Looking back on his career, Tomkins has a myriad of good memories. He says the reason he kept rowing for so long was a combination of fun, rowing with his best mates, travel and having balance with work.

“When I look back I think wow, what a fantastic time. One, you’re rowing with some of your best mates. Two, you are representing your county and three, you get to travel around the world. It’s all of that that I look back on.”

“That’s what everyone talks about is that balanced life, which then helps with transition. I had already started my career while competing, which made the transition really easy and that’s the reason I competed as long as I did,” Tomkins explains.

But he also recognises that the key component is an understanding coach. While athletes know the importance of balance, coaches are often paid for results, Tomkins explains. “There is a bit of tension between the two. You need an understanding coach,” he says.
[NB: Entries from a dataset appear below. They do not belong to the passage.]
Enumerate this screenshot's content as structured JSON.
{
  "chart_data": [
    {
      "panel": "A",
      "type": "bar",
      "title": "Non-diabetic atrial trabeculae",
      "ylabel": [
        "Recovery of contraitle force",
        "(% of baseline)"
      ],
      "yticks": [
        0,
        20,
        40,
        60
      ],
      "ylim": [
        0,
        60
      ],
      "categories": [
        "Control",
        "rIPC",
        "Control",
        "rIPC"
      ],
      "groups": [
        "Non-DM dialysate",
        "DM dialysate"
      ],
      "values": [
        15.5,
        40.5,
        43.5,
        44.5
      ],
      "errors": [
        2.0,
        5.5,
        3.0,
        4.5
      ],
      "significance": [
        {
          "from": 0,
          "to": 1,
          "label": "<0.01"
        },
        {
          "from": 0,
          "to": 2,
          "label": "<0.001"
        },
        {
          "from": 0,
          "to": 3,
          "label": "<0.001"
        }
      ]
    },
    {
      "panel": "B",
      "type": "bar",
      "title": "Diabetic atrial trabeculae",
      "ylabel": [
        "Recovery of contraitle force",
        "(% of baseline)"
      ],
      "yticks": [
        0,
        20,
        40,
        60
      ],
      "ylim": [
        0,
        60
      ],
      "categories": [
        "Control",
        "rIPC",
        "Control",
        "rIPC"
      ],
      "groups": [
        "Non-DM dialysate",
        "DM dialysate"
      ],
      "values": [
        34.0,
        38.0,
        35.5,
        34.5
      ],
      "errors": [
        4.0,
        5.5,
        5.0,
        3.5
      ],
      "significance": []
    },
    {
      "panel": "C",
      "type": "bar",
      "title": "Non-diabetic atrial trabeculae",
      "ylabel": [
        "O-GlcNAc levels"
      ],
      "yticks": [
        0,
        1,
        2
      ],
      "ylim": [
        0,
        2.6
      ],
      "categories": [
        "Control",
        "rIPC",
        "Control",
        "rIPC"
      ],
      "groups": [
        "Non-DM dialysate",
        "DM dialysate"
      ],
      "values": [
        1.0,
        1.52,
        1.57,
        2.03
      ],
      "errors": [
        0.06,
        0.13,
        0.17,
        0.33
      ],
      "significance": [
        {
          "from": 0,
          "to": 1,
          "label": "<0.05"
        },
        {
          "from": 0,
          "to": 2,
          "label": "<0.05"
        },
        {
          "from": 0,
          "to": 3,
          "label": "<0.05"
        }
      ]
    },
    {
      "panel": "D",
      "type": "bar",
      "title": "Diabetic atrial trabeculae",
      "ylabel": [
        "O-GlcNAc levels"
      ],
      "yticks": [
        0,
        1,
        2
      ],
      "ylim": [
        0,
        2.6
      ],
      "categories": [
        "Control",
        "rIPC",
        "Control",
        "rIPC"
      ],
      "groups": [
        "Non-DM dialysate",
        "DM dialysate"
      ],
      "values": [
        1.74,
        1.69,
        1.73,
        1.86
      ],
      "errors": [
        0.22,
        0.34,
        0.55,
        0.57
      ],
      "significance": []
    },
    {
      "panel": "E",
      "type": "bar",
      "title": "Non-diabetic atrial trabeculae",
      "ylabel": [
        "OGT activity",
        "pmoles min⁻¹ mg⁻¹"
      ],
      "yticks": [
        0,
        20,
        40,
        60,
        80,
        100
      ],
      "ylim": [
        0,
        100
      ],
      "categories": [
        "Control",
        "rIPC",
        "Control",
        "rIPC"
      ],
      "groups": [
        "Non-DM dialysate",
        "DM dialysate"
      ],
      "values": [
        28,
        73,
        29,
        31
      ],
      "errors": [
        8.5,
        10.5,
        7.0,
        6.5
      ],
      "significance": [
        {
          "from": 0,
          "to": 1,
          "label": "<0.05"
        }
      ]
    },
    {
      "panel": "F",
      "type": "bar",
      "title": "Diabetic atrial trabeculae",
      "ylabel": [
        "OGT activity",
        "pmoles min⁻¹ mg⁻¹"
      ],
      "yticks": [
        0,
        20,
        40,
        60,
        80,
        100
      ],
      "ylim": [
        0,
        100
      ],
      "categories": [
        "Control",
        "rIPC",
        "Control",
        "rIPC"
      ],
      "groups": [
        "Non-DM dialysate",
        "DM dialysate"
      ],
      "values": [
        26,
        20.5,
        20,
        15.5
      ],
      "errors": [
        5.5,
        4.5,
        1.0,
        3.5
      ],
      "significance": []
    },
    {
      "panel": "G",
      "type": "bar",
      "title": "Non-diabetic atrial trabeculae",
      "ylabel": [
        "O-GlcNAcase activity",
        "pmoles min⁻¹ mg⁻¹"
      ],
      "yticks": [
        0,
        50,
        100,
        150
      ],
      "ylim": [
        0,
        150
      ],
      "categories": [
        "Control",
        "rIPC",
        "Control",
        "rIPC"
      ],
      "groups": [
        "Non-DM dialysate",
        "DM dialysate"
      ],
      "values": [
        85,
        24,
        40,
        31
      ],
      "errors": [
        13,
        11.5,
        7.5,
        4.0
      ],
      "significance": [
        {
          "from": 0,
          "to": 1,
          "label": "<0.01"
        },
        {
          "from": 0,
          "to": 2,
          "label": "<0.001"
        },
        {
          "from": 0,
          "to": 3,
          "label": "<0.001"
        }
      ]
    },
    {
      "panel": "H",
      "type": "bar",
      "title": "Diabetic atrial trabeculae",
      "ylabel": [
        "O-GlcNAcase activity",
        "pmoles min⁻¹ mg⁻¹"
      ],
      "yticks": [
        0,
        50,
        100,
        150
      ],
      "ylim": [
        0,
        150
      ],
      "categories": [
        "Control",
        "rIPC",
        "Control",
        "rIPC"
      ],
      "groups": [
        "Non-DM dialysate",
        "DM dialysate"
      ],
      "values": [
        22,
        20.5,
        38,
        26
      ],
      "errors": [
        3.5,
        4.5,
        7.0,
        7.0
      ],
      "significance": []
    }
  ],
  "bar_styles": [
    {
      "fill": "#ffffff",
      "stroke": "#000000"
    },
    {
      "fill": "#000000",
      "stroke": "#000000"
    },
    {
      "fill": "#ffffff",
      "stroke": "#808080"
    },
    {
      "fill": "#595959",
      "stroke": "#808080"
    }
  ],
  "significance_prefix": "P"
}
Looking to the future, Tomkins does not plan to make many changes, but he does have a bit of advice for the younger generation.

“My advice would be to make sure you’re having fun in whatever you’re doing, at whatever level. If it’s not fun, you’re not going to do it well. Secondly, try and have some balance in life. And third, surround yourself with really good people. And make the most of it, because you’re a long time retired.”